Australia's Westpac-Melbourne Institute Leading Index rose to 0.8% in February from 0.6% in January, signaling a modest recovery ahead, according to data released Wednesday.
The lift reflects gains from higher commodity prices and a weaker Australian dollar, but these tailwinds are fading as US tariff measures weigh on markets.
The S&P/ASX200 fell 4.2% in February and another 4% in early March.
Commodity prices added 0.43 percentage points to the index.

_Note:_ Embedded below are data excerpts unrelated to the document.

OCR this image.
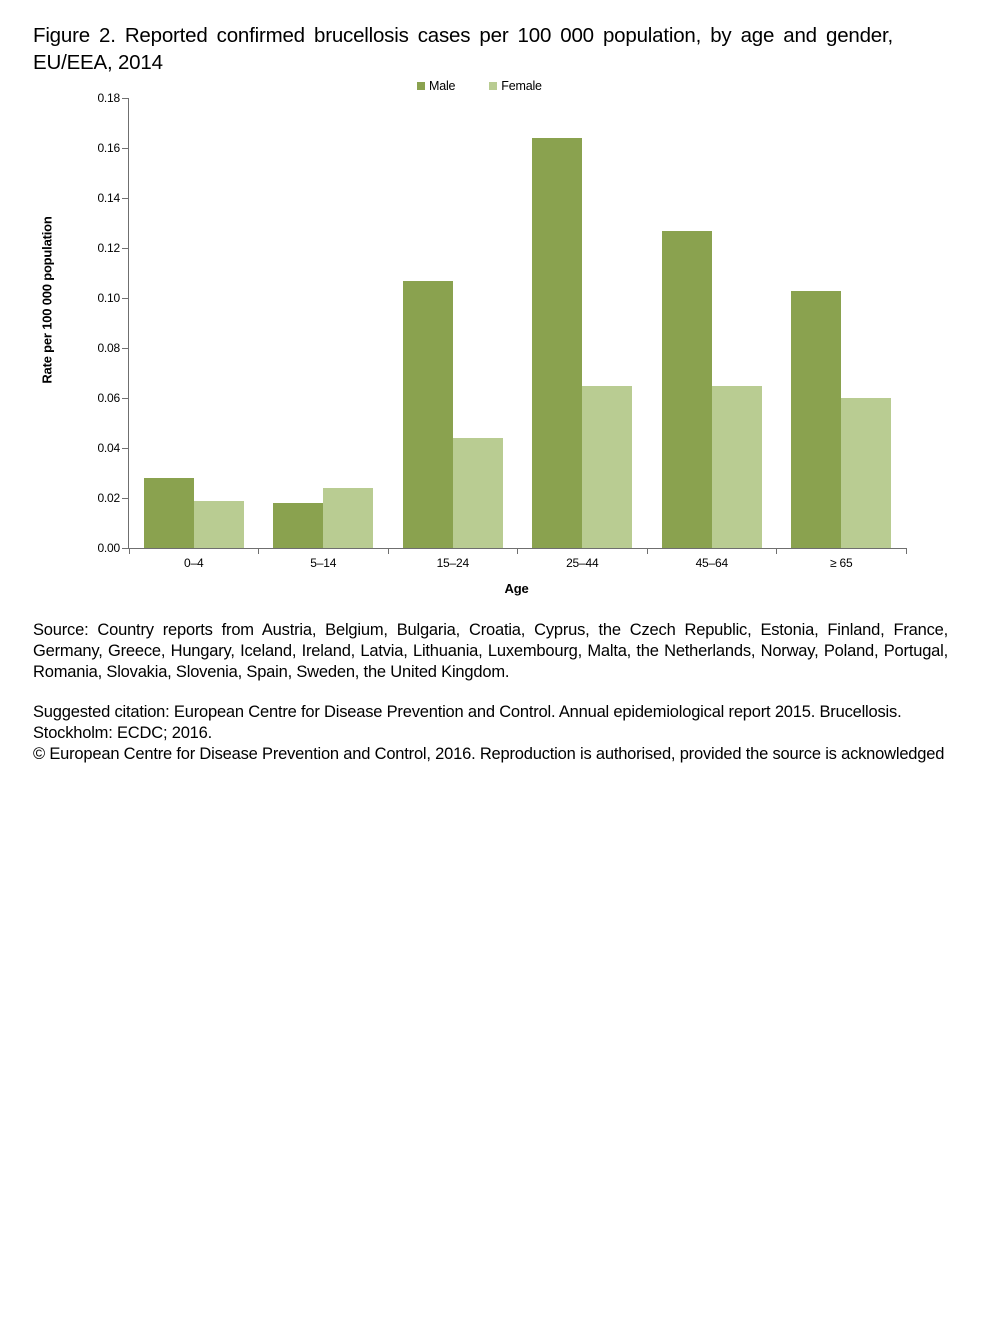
Figure 2. Reported confirmed brucellosis cases per 100 000 population, by age and gender,
EU/EEA, 2014
Male	Female
Rate per 100 000 population
0.00
0.02
0.04
0.06
0.08
0.10
0.12
0.14
0.16
0.18
0–4	5–14	15–24	25–44	45–64	≥ 65
Age

Source: Country reports from Austria, Belgium, Bulgaria, Croatia, Cyprus, the Czech Republic, Estonia, Finland, France, Germany, Greece, Hungary, Iceland, Ireland, Latvia, Lithuania, Luxembourg, Malta, the Netherlands, Norway, Poland, Portugal, Romania, Slovakia, Slovenia, Spain, Sweden, the United Kingdom.

Suggested citation: European Centre for Disease Prevention and Control. Annual epidemiological report 2015. Brucellosis.
Stockholm: ECDC; 2016.

© European Centre for Disease Prevention and Control, 2016. Reproduction is authorised, provided the source is acknowledged
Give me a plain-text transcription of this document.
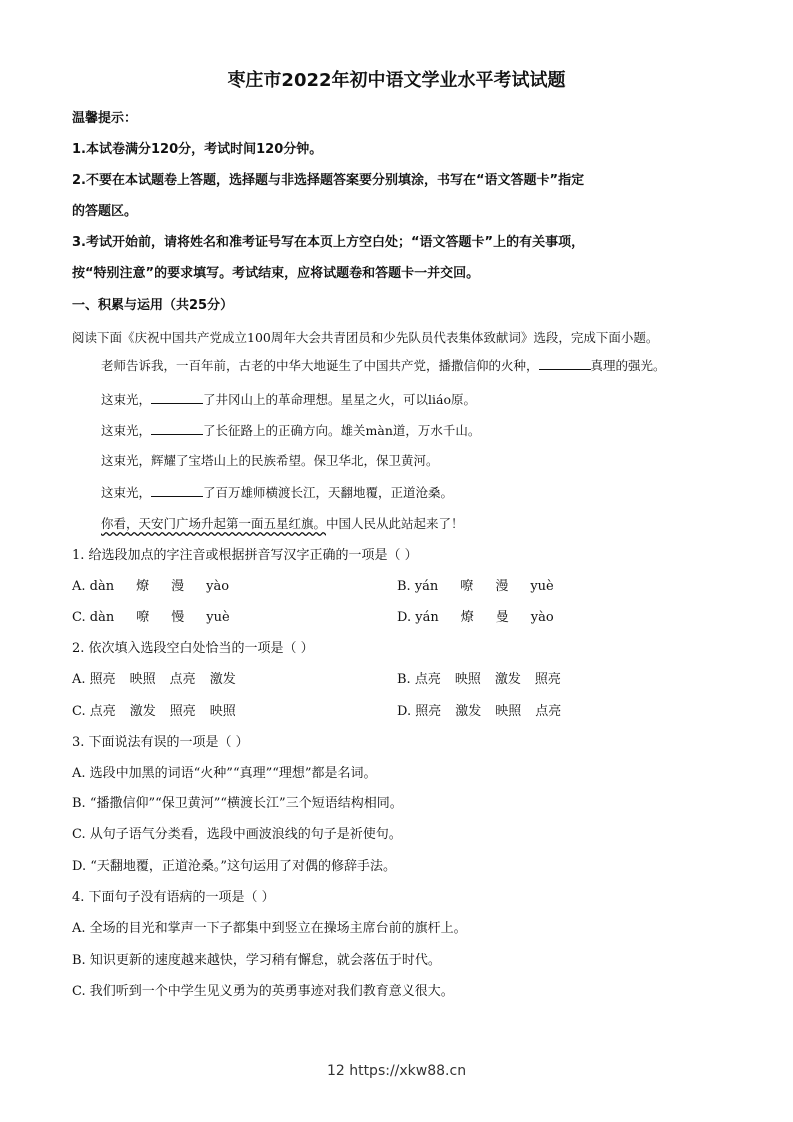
枣庄市2022年初中语文学业水平考试试题
温馨提示：
1.本试卷满分120分，考试时间120分钟。
2.不要在本试题卷上答题，选择题与非选择题答案要分别填涂，书写在“语文答题卡”指定
的答题区。
3.考试开始前，请将姓名和准考证号写在本页上方空白处；“语文答题卡”上的有关事项，
按“特别注意”的要求填写。考试结束，应将试题卷和答题卡一并交回。
一、积累与运用（共25分）
阅读下面《庆祝中国共产党成立100周年大会共青团员和少先队员代表集体致献词》选段，完成下面小题。
老师告诉我，一百年前，古老的中华大地诞生了中国共产党，播撒信仰的火种，	真理的强光。
这束光，	了井冈山上的革命理想。星星之火，可以liáo原。
这束光，	了长征路上的正确方向。雄关màn道，万水千山。
这束光，辉耀了宝塔山上的民族希望。保卫华北，保卫黄河。
这束光，	了百万雄师横渡长江，天翻地覆，正道沧桑。
你看，天安门广场升起第一面五星红旗。中国人民从此站起来了！
1. 给选段加点的字注音或根据拼音写汉字正确的一项是（ ）
A. dàn 燎 漫 yào	B. yán 嘹 漫 yuè
C. dàn 嘹 慢 yuè	D. yán 燎 曼 yào
2. 依次填入选段空白处恰当的一项是（ ）
A. 照亮 映照 点亮 激发	B. 点亮 映照 激发 照亮
C. 点亮 激发 照亮 映照	D. 照亮 激发 映照 点亮
3. 下面说法有误的一项是（ ）
A. 选段中加黑的词语“火种”“真理”“理想”都是名词。
B. “播撒信仰”“保卫黄河”“横渡长江”三个短语结构相同。
C. 从句子语气分类看，选段中画波浪线的句子是祈使句。
D. “天翻地覆，正道沧桑。”这句运用了对偶的修辞手法。
4. 下面句子没有语病的一项是（ ）
A. 全场的目光和掌声一下子都集中到竖立在操场主席台前的旗杆上。
B. 知识更新的速度越来越快，学习稍有懈怠，就会落伍于时代。
C. 我们听到一个中学生见义勇为的英勇事迹对我们教育意义很大。
12 https://xkw88.cn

CommBank Research expects the 2024/25 budget deficit to improve to AU$22.5 billion from the MYEFO estimate of A$26.9 billion (1% of GDP), supported by stronger commodity prices, a weaker dollar, and labor market strength.
Domestic factors like consumer sentiment and labor market expectations added 0.47 points to the index, up from 0.02 points six months ago.

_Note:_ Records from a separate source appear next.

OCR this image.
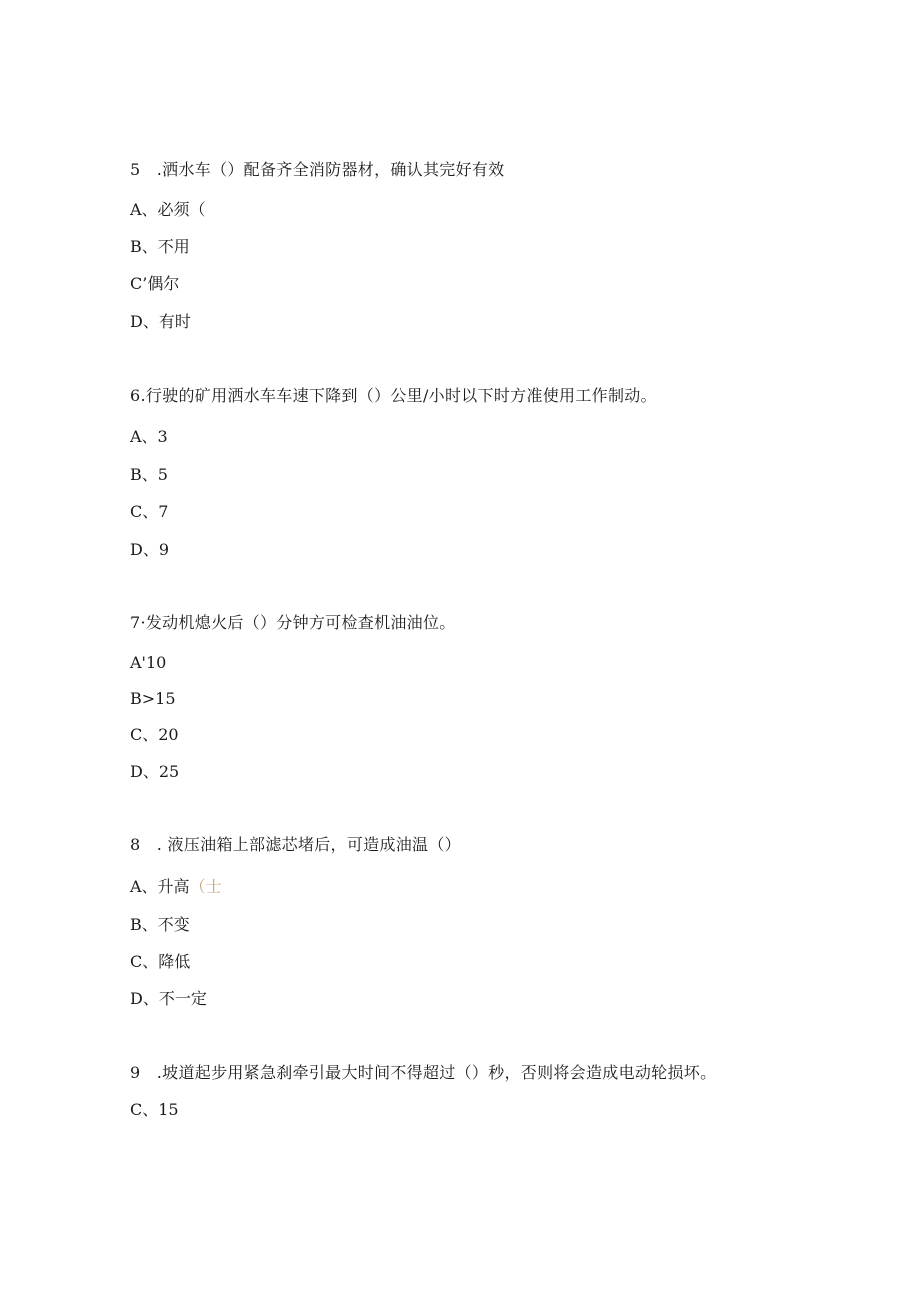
5　.洒水车（）配备齐全消防器材，确认其完好有效
A、必须（
B、不用
C’偶尔
D、有时
6.行驶的矿用洒水车车速下降到（）公里/小时以下时方准使用工作制动。
A、3
B、5
C、7
D、9
7·发动机熄火后（）分钟方可检查机油油位。
A'10
B>15
C、20
D、25
8　. 液压油箱上部滤芯堵后，可造成油温（）
A、升高（士
B、不变
C、降低
D、不一定
9　.坡道起步用紧急刹牵引最大时间不得超过（）秒，否则将会造成电动轮损坏。
C、15
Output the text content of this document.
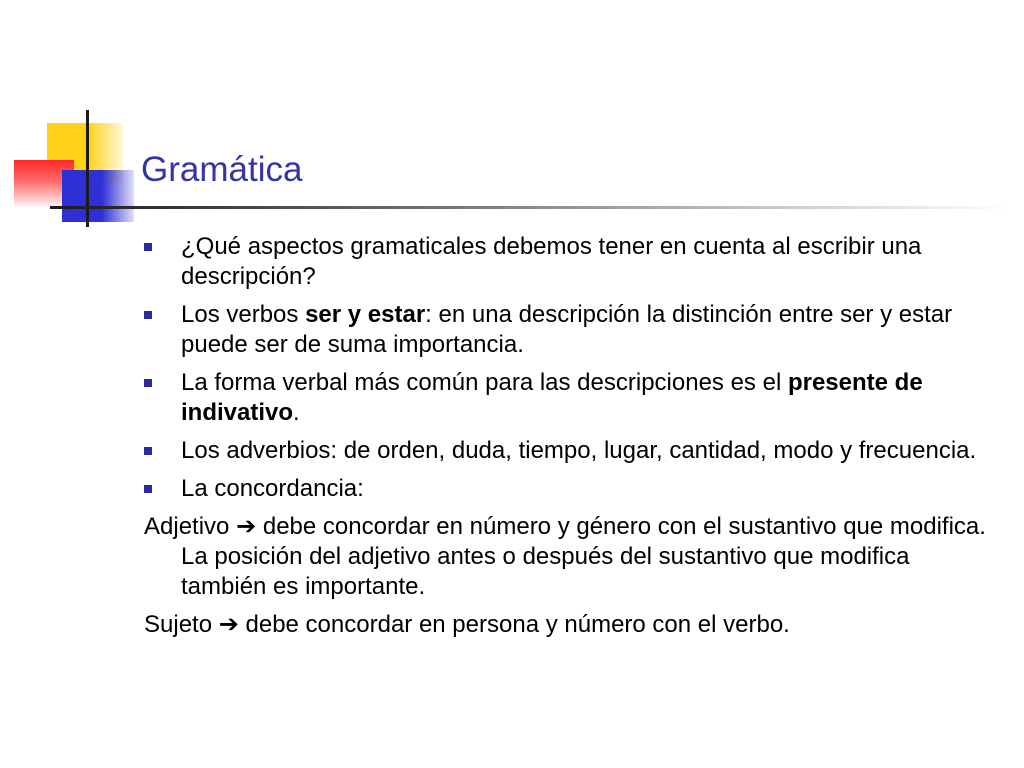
Gramática
¿Qué aspectos gramaticales debemos tener en cuenta al escribir una descripción?
Los verbos ser y estar: en una descripción la distinción entre ser y estar puede ser de suma importancia.
La forma verbal más común para las descripciones es el presente de indivativo.
Los adverbios: de orden, duda, tiempo, lugar, cantidad, modo y frecuencia.
La concordancia:

Adjetivo ➔ debe concordar en número y género con el sustantivo que modifica. La posición del adjetivo antes o después del sustantivo que modifica también es importante.

Sujeto ➔ debe concordar en persona y número con el verbo.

Westpac expects GDP growth to reach 2.2% in 2025, up from 1.3% in 2024 but below the 2.5-3% trend.
CommBank sees the 2025/26 deficit widening to AU$49.5 billion from the MYEFO forecast of A$46.9 billion (1.6% of GDP) due to higher spending. A sharp US-China tariff slowdown remains the biggest risk.
Westpac expects the Reserve Bank of Australia to hold rates steady at its March 31-April 1 meeting, with a possible cut in May if inflation eases.